Numerical Investigation of Jet Control Using Two Pulsed Jets under Different Amplitudes

Abstract

A turbulent jet with a Reynolds number of 71,000, controlled by a pair of pulsed jets operating 180° out of phase, is investigated by large-eddy simulation. The effect of the forcing amplitude on jet development and generated coherent structures is investigated through six cases: an unforced case and five cases at different amplitudes. With this forcing mode, the jet bifurcates in the far field that promotes the spread of the shear layer. It was found that the jet yields the largest bifurcation angle at medium amplitude, while the bifurcation is restrained at lower or higher amplitudes.
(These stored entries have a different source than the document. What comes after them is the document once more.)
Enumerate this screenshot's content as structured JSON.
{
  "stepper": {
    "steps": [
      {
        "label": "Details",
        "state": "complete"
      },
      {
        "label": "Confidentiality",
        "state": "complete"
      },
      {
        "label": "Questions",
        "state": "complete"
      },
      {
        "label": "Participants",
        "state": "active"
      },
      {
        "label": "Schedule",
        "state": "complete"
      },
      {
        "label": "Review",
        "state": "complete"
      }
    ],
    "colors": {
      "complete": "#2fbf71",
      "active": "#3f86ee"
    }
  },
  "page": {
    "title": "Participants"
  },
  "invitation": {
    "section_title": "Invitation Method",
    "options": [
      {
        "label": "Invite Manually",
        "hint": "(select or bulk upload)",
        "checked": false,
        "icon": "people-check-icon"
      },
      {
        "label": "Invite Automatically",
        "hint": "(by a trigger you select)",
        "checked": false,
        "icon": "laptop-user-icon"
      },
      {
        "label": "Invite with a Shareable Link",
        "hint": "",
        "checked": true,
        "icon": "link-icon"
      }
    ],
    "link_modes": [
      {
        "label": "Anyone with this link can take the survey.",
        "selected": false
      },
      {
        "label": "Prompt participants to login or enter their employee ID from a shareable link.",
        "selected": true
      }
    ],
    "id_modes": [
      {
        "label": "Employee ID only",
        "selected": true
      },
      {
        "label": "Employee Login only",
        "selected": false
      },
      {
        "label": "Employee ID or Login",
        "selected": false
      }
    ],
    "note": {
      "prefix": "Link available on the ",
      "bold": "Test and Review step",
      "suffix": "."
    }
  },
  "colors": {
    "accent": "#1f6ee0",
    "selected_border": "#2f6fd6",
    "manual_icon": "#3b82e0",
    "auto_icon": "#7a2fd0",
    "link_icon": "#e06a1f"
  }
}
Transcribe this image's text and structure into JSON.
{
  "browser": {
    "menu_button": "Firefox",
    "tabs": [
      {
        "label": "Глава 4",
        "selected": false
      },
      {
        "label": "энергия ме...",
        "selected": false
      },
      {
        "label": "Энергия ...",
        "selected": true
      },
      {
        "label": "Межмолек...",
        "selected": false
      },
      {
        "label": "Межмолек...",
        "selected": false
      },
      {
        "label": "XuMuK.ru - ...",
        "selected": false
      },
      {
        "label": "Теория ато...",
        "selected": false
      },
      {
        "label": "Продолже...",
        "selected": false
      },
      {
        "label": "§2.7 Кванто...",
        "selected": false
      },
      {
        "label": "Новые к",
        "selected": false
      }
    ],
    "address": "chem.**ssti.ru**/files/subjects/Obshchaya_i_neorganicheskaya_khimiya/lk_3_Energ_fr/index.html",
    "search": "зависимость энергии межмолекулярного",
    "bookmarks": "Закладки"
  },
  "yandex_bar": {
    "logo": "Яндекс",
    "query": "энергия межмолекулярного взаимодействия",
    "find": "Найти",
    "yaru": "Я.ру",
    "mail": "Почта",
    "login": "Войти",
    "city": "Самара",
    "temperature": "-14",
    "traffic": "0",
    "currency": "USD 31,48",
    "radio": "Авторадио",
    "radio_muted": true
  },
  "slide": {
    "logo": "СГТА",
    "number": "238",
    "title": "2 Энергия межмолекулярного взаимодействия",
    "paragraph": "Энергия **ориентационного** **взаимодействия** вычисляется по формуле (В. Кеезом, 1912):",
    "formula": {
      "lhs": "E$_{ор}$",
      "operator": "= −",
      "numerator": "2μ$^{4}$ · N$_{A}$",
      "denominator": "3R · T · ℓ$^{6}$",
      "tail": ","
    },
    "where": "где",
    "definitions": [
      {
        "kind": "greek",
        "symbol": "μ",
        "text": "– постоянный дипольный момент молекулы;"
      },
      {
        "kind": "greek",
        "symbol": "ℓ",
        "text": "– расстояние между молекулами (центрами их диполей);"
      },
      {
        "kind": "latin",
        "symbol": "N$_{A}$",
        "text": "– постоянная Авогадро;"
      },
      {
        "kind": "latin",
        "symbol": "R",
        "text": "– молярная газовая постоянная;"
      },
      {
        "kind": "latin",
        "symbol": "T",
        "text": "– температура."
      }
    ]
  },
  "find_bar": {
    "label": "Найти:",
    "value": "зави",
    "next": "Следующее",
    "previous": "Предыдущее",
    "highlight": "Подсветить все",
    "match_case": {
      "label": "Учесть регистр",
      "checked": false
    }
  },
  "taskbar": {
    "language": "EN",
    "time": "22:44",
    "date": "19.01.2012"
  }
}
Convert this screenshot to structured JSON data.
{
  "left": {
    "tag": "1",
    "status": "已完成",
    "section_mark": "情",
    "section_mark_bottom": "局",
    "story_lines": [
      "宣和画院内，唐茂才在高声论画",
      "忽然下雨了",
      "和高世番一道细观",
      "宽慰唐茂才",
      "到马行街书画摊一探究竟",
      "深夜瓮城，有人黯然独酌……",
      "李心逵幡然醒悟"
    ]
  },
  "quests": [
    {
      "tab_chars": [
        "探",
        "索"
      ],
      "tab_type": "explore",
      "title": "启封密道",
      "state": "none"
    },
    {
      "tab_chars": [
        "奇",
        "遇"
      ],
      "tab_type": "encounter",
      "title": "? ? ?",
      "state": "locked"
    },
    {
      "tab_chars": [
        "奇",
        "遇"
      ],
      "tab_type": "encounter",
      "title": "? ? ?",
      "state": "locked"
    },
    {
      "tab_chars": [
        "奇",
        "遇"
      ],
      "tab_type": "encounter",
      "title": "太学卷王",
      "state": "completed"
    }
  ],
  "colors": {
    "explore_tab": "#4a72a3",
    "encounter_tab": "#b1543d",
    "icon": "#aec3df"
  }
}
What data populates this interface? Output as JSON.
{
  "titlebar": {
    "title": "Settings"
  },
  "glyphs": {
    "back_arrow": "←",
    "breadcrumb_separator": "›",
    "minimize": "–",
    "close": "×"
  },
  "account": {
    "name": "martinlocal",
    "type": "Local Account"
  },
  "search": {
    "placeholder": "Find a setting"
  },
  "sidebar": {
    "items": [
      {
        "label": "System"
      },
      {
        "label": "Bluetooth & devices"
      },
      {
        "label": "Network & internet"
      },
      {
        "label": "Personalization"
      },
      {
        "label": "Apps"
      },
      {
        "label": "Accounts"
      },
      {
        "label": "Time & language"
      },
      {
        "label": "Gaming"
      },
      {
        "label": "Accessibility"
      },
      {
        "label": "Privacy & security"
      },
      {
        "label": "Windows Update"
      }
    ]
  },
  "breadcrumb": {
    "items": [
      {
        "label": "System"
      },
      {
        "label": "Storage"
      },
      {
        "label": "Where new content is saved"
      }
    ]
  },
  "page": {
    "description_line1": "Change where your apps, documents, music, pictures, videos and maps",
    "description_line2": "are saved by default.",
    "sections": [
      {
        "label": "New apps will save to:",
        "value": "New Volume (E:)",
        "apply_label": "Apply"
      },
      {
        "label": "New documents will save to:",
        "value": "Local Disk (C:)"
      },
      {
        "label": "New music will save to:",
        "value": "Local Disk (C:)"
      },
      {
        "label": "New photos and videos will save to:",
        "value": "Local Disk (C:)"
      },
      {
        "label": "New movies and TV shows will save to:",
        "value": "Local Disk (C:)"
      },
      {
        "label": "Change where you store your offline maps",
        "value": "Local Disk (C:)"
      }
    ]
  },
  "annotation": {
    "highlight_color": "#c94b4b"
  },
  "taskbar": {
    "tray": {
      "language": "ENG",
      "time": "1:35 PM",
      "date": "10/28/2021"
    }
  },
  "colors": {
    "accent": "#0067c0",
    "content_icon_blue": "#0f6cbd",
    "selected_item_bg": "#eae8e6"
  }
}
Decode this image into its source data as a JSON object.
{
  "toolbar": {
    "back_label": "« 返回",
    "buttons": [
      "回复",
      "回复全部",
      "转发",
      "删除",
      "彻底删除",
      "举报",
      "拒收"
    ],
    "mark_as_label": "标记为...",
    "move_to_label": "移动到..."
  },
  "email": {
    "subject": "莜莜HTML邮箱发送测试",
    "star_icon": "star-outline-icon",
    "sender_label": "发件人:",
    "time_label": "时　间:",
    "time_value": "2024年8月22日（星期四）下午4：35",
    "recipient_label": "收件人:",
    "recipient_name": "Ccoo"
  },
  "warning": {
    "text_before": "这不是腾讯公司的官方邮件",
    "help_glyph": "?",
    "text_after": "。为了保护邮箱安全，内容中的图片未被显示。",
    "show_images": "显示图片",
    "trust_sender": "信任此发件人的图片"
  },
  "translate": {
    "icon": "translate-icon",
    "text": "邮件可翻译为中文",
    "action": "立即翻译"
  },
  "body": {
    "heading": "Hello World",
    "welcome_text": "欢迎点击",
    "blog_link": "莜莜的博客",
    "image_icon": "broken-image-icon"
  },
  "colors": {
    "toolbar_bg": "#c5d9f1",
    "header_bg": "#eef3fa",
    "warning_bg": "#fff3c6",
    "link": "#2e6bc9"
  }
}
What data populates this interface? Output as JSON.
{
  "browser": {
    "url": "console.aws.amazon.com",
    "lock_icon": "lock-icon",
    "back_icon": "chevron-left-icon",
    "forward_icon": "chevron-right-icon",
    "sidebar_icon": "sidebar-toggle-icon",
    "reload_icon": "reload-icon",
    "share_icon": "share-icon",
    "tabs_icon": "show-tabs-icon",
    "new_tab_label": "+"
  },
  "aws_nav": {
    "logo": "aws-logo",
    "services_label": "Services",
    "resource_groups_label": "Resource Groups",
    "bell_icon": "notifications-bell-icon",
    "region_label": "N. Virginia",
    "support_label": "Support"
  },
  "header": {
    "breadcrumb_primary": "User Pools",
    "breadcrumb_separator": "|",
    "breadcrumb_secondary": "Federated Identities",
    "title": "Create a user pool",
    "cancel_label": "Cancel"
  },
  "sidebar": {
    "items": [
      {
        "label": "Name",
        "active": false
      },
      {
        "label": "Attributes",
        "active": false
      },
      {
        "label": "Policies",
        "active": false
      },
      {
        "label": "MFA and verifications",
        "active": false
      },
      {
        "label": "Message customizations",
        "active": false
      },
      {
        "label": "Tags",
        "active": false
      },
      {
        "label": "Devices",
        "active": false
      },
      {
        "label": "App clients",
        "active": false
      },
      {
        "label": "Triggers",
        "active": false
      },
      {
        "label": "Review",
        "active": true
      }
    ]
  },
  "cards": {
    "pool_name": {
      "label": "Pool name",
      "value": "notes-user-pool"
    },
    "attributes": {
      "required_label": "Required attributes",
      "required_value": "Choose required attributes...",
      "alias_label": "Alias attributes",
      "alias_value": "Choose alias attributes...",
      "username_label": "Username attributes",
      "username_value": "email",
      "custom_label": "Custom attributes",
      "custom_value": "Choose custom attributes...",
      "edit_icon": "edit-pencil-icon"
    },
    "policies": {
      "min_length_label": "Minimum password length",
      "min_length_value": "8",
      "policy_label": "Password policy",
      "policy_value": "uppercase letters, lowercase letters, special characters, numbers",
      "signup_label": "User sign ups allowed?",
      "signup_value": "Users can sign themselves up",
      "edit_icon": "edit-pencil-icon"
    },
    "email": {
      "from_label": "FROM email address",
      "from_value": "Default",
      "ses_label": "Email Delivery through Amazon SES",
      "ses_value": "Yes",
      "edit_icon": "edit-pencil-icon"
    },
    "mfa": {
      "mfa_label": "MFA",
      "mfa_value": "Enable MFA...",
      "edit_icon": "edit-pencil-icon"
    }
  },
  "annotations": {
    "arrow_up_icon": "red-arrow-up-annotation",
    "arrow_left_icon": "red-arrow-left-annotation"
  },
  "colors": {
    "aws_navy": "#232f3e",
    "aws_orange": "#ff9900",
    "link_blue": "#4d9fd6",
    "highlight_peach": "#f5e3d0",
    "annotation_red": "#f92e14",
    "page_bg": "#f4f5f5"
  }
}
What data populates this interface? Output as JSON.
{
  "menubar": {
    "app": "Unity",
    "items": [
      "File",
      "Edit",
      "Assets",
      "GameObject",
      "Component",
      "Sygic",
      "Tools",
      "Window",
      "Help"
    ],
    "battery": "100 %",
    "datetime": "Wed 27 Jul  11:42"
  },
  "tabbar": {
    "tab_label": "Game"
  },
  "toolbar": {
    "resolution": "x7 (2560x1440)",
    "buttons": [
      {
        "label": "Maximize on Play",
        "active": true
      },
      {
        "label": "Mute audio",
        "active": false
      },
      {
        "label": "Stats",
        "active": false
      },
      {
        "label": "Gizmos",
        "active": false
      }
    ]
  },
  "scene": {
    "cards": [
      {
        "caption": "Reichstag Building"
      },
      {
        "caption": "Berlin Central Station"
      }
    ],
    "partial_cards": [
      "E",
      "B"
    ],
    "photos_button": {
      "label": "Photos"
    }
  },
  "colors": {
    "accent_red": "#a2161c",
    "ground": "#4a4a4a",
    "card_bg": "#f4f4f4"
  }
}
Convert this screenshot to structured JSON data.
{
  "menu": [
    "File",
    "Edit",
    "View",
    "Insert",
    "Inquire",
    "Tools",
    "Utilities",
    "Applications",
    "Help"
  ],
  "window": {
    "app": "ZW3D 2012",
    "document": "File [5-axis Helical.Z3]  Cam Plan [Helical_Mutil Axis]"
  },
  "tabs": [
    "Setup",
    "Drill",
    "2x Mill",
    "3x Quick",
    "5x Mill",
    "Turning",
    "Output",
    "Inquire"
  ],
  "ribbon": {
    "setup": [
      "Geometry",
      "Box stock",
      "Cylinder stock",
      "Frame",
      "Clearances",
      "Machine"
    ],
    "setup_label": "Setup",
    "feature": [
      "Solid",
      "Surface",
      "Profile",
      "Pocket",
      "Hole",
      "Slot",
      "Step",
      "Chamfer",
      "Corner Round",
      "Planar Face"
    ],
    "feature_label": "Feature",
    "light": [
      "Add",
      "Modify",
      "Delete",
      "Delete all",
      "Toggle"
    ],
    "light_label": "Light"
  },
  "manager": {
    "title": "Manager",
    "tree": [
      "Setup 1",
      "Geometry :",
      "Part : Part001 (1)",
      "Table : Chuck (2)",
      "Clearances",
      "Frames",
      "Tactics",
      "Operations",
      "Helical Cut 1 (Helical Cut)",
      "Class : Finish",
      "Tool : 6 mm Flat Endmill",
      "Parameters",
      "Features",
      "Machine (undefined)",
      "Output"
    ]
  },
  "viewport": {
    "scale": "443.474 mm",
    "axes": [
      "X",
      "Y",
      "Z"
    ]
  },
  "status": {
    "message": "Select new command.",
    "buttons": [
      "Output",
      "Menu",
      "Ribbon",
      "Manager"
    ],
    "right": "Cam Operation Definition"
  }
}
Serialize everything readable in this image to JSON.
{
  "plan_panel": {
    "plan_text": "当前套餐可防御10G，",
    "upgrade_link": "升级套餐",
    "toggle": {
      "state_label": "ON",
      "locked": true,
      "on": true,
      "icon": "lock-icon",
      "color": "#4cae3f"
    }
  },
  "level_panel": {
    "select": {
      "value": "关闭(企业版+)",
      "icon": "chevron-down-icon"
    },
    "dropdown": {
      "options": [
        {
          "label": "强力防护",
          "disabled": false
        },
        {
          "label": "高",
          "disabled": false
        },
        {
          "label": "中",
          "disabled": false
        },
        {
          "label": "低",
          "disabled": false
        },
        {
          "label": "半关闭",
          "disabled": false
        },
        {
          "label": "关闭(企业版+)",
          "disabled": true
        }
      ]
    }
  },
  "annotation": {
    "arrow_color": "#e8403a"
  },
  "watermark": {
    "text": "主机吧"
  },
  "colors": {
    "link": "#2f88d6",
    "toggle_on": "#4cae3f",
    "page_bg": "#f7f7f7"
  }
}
As the amplitude increases, the streamwise vortex pair generated by the control jet is stronger and penetrates deeper into primary jet. This phenomenon reduces the inclination of vortex ring when mutual interaction between vortex ring and streamwise vortex pair occurs. Meanwhile, at higher amplitudes, the inclined vortex ring is stronger and unevenly distributed, prompting the jet bifurcation. In order to investigate the coupling effect of amplitude and frequency, different forcing frequencies were also simulated. The results demonstrated that the optimal frequency based on centerline velocity decay rate decreases with increasing amplitude; however, it eventually saturates around StD = 0.1.